What you need to know about lip tie

You’ve been told your baby has an upper lip tie. Now what? By Lisa Witepski


You might have heard of a tongue tie – the condition that occurs when your baby’s frenum (the fleshy bit underneath the tongue) grows too short and thick.  While it’s common knowledge that tongue ties can affect breastfeeding, you may be wondering whether lip ties have the same impact.

Here’s what you need to know.

What is a lip tie?

Put your tongue behind your upper lip. Feel that fleshy bit that connects the top lip to your upper gums in front of your front teeth? That’s your labial frenum. Sometimes that frenum seems to grow a little thicker than usual. This is known as lip tie.

Everyone has a labial frenum. Some babies will naturally have a thicker frenum than others but, usually, it grows and becomes thinner with age. That’s why doctors hesitate to label irregular labial frenums as lip ties – at present, there are no diagnostic criteria to distinguish a “problematic” labial frenum from one that’s harmless. So unless your baby’s labial frenum is causing a problem, your doctor is unlikely to consider it an issue or to recommend that you take action.

Do lip ties affect breastfeeding?

The jury’s still out on this one. It’s known that tongue ties restrict the movement of the tongue, and therefore affect a baby’s ability to breastfeed, or take a bottle or a dummy – and, as he gets older, a tongue tie can make it difficult for a child to swallow solids. But doctors haven’t yet agreed on the extent to which lip ties affect breastfeeding babies and their moms.

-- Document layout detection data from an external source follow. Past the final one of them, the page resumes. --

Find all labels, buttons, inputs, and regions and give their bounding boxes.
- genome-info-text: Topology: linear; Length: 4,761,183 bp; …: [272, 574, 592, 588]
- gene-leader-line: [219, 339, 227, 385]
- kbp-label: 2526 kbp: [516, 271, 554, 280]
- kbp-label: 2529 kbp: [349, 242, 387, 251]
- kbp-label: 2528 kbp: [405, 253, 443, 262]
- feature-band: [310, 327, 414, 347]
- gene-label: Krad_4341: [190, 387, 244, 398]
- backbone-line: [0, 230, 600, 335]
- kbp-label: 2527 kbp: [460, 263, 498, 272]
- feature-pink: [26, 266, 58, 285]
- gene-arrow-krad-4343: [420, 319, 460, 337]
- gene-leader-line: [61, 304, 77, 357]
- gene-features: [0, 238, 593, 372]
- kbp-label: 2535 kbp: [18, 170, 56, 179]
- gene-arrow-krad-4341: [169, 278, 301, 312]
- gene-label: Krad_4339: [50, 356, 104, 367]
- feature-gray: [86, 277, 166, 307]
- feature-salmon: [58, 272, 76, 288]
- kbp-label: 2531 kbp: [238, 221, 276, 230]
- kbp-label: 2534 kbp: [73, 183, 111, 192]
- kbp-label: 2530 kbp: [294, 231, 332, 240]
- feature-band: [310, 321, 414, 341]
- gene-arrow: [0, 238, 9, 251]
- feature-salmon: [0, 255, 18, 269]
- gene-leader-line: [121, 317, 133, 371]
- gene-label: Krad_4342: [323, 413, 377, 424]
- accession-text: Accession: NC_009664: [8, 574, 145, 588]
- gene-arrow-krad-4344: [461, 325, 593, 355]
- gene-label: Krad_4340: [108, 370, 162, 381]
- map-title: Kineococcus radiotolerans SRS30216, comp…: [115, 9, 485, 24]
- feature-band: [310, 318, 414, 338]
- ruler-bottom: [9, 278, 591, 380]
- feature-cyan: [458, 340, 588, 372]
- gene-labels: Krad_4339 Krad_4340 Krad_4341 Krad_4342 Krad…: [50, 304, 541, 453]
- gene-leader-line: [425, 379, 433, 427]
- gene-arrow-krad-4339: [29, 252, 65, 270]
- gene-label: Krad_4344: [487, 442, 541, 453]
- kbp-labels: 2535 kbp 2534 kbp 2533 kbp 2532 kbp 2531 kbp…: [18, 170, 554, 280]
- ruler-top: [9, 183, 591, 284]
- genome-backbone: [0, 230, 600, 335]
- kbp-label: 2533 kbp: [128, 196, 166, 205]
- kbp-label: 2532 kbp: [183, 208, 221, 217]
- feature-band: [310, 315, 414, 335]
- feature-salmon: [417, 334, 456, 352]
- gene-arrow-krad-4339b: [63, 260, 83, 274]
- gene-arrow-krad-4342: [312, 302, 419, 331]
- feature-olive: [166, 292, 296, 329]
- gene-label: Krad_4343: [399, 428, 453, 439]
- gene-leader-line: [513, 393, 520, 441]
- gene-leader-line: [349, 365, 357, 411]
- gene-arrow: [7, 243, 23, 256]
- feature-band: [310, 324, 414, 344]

You may have read that, for a baby to breastfeed properly (so that he gets the most milk and your nipples suffer the least damage), both lips need to be flanged out (as if your baby is making a square shape with his mouth). The good news is that it’s only the lower lip that needs to flange out. Even if the upper lip remains in a neutral position, your little one will still be able to breastfeed. So even if your baby does have a lip tie, he can still get all the nutrients and antibodies from your breast milk, and your milk production won’t be affected.